Natural Gas Infused ‘GDiesel’ Delivers 30 Percent Improvement in Fuel Economy

Back in 1892, after almost 20 years developing a more efficient version of Karl Otto’s four-stroke internal combustion engine, Dr. Rudolf Diesel, patented his design for the Combustion Power Engine, in which air is compressed to the point that the heat generated allows it to ignite without the need for spark. Thanks to its efficiency and incredible torque capacity, the diesel engine has become a mainstay in larger pickups, over-the-road trucks, heavy equipment and many European private vehicles. However, today; 118 years after Dr. Diesel patented his design, another Rudolf has created, what is perhaps the next step in the evolution of Diesel’s original engine concept.

Dr. Rudolf Gunnerman, has created GDiesel, a new fuel for diesel engines that combines conventional ultra low sulfur diesel with natural gas, which is mostly methane.

Dr. Gunnerman’s company, Advanced Refining Concepts, blends ultralow sulfur diesel and natural gas at a 2-1 ratio — a gallon of diesel in relation to a half-gallon of natural gas — using a proprietary set of four metallic catalysts. This blending process allows the diesel to absorb the methane’s component atoms, hydrogen and carbon, resulting in a chemical reaction that makes it more combustible than conventional diesel fuel.

Dubbed GDiesel, Gunnerman’s fuel is said to yield up to a 30 percent improvement in fuel economy. It’s also compatible with existing fuel storage and dispensing equipment and requires no modifications to vehicles or power-generating equipment.

ARC is in the final stages building a refining facility in Nevada that will be able to produce up to 100,000 gallons of GDiesel a day. In the future, smaller GDiesel refineries may be built near ready supplies of natural gas and methane, such as by a garbage dump or large farm, where methane can be harvested as a waste product.

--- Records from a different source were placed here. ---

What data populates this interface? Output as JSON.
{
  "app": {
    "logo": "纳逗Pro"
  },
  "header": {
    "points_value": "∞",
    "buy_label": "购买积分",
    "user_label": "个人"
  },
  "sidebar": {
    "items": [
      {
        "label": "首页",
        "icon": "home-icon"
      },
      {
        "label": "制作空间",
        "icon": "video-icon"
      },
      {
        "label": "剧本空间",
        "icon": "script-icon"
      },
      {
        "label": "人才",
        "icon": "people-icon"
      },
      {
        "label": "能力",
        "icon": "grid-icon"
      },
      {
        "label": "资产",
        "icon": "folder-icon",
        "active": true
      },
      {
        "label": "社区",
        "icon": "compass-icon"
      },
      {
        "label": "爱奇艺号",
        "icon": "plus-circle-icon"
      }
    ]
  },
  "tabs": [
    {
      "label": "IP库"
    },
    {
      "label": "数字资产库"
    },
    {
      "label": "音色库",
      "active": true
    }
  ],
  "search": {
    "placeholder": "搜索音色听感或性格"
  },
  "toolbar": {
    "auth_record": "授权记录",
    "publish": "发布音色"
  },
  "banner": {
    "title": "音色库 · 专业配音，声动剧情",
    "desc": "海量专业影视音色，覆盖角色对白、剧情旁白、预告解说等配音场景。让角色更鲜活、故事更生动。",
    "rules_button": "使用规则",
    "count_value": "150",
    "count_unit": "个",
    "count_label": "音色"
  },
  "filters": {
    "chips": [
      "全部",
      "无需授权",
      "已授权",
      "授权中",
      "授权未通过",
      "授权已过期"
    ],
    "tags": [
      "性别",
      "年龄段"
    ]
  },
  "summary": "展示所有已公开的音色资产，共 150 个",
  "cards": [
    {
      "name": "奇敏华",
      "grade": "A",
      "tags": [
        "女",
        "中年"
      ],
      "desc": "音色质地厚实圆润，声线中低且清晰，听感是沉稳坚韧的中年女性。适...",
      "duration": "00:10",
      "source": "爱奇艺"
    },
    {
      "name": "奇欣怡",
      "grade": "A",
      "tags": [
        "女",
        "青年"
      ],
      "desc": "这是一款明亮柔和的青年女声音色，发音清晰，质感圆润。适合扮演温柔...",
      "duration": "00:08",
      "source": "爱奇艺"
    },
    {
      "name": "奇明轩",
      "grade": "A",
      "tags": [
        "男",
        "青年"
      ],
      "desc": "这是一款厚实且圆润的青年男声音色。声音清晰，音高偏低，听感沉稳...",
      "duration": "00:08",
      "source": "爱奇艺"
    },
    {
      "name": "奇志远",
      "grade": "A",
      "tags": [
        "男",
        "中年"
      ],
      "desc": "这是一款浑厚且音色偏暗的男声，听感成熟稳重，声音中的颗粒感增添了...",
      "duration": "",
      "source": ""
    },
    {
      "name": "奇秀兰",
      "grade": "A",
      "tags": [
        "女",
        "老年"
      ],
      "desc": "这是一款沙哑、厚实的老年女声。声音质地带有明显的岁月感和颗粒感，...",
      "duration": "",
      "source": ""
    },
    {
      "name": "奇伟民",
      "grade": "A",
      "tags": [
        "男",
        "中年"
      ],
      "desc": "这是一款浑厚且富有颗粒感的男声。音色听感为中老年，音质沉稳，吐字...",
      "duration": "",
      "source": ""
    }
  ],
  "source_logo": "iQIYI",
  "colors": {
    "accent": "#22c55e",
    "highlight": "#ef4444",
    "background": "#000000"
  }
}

Dr. Rudolf Diesel originally envisioned his engines would be able to run on vegetable oil, but modern feedstock fuels have been unpopular because they use valuable land  for harvesting crops and generally aren’t available in large enough volumes to permit competitive prices against current supplies of diesel or gasoline. But because Dr. Gunnerman’s GDiesel, doesn’t have an impact food supplies (like say Ethanol), doesn’t require any changes in infrastructure and is able to be used in existing diesel engines without modification, perhaps the U.S. has found a really workable solution for powering vehicles in the future. So while some may say that history doesn’t repeat itself; when it comes to diesel technology and a pair of doctors named Rudolf, it appears to come darned close.